さて、Kaveri専用とされるグラデーションのマッハバンドを消去するという「Contour Removal」だが、Catalyst Control Centerの英語では「De-contouring」、日本語ではどうやら「輪郭矯正解除」という謎の項目で実装されているようだ。これを適用したところ、差の絶対値による比較ではかなり複雑な補正が行なわれていることが分かった。今回用意した映像は、ドラムのライトなどにグラデーションがあるが、マッハバンドはそれほど目立たないほうだ。それでも独自のアルゴリズムによって補正しようとしているのが分かる。また、先述のいずれのアルゴリズムと比較しても処理量が多く、これがAPUのみで対応している理由であろう。
もう1つ、Kaveri専用で、低解像度動画のアップスケール時にディテールを強調する「Detail Enhancement」だが、英語のCCCでは「Enable upscaled artifact reduction」、日本語では「高度なアーチファクト除去を有効にする」というこれまた謎の項目となっている。こちらは検証に使ったディスプレイが1,920×1,080ドット表示対応で、先ほどのファイルと同解像度のためそのままだと効果が現れない(再生してもバイナリレベルで100%一致)。そこで1,280×720ドットのiPhone 4で撮影した別の映像を利用して検証した。
すると、主となる物体の明るい部分を中心に、赤と青で立体的に補正していることが分かった。正直赤と青だけだとディテール強調に繋がるのが分かりにくいが、カメラのピントが合っている物体を明るめに強調することで、背景との差別化を図り、立体的に見せようとしているのではないだろうか。
比較画像を見る限り、これまでのアルゴリズムとは異なり、立体的に物体を捉えようとしているのが分かる。これも確かに、高度にCPUとGPUが密接し、複雑な演算が可能なAPUでなければ、リアルタイム処理での実現が難しそうな機能だ。
動画の高画質関連ならKaveriがもっとも多機能
以上、Kaveriの動画再生に関する高画質化機能を検証してきたが、確かにAPUらしい高度な処理が実装されていることが分かった。正直エッジ強調以外、50%の設定値では、個々にオン/オフしてもあまり違いが分からない程度でしかないが、少なくともきちんと機能していることが今回の検証で証明されたわけで、これがAMDが目指す絵作りであることがよく分かる結果となった。
ただ、再度注意しなければならないのは、1つは、以上のデータがすべてPrintScreenキーによるキャプチャである点。既に述べた通り最終出力段でどうデータが変わっているのか知りようがなかったので、結果として3種類のGPUともにさらにデータを加工してしまう可能性がある。

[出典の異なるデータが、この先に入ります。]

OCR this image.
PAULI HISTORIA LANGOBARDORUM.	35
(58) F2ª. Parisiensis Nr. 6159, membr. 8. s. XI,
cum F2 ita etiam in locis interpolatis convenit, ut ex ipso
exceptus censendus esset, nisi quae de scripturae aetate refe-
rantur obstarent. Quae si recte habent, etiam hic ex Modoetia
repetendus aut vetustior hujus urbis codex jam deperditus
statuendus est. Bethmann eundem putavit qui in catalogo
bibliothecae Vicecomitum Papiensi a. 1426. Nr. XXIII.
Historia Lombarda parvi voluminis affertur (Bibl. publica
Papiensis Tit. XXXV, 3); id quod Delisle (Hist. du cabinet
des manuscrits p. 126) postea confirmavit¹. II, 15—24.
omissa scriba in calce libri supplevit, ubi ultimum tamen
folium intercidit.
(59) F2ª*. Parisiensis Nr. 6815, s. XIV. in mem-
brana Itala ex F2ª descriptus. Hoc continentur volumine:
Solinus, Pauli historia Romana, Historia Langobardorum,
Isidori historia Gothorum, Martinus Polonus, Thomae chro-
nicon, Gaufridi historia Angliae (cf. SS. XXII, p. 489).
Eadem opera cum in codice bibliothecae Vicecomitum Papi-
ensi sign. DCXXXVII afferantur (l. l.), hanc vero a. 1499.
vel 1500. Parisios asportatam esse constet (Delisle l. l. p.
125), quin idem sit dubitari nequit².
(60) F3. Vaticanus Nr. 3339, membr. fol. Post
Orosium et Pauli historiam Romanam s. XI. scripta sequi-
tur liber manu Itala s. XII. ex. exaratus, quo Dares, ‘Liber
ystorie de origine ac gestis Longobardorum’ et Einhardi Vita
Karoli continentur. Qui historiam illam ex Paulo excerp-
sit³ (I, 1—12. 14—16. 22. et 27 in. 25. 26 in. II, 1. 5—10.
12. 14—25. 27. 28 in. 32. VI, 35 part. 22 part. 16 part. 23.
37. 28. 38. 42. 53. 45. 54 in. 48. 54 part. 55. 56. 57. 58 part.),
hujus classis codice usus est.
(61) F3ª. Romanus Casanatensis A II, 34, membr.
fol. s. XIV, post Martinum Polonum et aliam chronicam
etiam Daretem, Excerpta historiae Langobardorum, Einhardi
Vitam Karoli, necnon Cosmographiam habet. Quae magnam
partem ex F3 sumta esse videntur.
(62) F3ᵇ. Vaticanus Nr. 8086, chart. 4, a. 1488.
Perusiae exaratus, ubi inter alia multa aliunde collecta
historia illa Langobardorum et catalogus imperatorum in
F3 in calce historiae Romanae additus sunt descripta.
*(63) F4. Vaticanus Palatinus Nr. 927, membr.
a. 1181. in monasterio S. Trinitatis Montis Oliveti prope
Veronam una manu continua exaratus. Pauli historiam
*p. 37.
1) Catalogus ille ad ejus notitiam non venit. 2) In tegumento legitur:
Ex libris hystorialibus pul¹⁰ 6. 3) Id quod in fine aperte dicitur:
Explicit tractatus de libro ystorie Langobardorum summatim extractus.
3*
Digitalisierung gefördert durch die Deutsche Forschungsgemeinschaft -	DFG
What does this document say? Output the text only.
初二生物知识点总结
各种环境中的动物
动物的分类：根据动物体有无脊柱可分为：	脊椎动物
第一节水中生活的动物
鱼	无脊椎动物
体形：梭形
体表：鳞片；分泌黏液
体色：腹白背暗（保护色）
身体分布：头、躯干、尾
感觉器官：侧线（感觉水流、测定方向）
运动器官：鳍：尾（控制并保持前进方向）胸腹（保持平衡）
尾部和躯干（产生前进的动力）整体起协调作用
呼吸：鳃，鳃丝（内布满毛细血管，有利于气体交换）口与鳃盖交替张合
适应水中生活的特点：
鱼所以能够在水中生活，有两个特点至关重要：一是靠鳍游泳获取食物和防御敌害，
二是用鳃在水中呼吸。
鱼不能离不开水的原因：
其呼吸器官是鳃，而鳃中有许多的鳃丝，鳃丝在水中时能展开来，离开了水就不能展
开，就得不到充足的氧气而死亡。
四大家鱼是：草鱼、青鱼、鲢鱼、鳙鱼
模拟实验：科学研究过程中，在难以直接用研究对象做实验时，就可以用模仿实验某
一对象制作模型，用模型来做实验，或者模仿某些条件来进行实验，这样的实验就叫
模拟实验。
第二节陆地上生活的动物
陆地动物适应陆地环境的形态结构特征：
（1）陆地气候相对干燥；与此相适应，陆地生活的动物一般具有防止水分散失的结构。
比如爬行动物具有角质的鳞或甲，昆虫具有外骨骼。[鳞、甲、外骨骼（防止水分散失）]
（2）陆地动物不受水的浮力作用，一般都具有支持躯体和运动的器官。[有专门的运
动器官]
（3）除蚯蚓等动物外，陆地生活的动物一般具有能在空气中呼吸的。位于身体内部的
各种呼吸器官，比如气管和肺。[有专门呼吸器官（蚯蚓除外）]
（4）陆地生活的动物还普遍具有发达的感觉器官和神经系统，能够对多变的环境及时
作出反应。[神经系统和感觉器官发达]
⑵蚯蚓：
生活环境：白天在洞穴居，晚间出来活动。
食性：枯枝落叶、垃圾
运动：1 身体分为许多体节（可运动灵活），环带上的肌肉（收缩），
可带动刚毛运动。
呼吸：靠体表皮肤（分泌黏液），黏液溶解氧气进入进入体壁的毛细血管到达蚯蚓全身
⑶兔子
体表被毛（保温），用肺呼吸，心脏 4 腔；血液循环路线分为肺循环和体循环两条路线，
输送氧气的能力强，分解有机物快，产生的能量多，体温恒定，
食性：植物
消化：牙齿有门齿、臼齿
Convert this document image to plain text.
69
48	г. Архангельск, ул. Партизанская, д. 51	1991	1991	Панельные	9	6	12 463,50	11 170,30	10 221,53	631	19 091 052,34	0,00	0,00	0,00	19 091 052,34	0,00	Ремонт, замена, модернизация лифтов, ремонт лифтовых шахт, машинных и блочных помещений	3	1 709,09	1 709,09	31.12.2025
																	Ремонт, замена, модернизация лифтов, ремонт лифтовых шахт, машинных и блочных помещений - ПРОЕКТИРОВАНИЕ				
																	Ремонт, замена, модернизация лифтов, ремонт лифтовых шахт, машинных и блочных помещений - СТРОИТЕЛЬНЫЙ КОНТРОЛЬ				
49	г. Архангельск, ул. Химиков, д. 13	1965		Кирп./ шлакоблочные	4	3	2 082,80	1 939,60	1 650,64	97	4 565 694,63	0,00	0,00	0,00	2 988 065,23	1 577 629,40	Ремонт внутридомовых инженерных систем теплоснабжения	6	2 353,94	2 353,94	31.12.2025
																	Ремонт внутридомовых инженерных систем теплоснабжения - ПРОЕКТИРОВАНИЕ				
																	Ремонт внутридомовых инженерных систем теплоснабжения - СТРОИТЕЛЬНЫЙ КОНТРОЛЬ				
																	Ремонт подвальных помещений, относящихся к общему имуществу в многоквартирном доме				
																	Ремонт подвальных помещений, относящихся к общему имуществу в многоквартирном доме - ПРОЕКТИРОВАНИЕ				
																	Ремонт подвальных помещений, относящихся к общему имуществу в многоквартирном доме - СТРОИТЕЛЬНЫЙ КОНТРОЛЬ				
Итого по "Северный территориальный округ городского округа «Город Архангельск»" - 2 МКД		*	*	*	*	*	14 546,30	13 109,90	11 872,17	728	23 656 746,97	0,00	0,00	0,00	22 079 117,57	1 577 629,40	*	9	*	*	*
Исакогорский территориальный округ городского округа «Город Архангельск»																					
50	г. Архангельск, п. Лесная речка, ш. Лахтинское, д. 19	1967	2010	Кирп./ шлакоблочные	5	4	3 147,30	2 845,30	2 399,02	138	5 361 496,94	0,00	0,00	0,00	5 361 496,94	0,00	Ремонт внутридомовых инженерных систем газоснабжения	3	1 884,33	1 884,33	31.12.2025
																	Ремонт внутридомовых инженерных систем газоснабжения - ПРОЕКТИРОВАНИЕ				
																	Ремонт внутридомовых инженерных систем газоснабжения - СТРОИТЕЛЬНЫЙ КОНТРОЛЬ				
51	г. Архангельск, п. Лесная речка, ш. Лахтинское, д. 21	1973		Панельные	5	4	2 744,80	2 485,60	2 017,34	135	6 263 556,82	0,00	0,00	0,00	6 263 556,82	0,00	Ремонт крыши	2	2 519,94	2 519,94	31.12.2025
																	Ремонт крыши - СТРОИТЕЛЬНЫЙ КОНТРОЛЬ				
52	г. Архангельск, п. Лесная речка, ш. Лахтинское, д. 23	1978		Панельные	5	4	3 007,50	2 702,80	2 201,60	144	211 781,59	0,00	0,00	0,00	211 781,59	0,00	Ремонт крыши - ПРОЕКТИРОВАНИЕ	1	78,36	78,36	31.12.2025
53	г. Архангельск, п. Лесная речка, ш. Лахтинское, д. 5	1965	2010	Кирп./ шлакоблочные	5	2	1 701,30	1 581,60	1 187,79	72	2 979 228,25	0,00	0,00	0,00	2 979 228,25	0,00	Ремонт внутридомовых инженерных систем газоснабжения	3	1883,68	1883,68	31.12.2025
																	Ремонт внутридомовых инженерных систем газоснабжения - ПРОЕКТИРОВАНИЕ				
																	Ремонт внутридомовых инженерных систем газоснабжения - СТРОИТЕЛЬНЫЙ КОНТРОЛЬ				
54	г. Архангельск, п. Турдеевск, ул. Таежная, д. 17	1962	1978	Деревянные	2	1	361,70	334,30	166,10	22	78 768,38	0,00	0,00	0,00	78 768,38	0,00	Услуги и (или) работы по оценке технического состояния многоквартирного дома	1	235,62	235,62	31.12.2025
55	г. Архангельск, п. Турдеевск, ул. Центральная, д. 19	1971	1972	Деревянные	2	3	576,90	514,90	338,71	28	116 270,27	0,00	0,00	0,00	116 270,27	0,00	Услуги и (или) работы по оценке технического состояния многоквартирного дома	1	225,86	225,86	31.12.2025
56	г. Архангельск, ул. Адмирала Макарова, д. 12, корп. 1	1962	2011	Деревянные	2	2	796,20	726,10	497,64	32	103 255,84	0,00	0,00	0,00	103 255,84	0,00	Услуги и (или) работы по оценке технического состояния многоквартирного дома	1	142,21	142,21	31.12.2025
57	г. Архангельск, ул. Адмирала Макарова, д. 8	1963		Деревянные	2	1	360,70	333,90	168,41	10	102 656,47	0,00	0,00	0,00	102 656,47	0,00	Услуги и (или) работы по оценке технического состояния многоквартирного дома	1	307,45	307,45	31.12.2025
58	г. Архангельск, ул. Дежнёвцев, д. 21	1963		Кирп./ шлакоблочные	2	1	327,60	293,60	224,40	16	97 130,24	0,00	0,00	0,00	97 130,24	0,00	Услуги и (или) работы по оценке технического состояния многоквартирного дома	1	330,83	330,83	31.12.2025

もう1つは、近年はGPUによる絵作りよりも、ディスプレイやTVによる絵作りのほうが重視されているし、実際にユーザーの目に届くのはディスプレイのデータであるということだ。例えばLGやアイ・オー・データ機器、三菱電機、EIZOなどは超解像技術を搭載したディスプレイを発売しており、これらのディスプレイで最終的にユーザーの目に届く映像はGPUが絵作りしたものとは異なる。またパネルの特性やバックライトの特性、内蔵LSIの違いにより異なる。厳密に言えば、同じモデルでも異なる可能性も十分にある。
ただしユーザーがずっと同じディスプレイを使っているならば話は別であり、(PrintScreenで得られた絵が出力最終段の映像であることが前提だが)GPUによってビデオ画質が異なるというのは事実である。その中でKaveriは間違いなく画質向上機能がもっとも豊富であり、「なんかイマイチ動画がパッとしない」というユーザーなら、試してみる価値はあるだろう。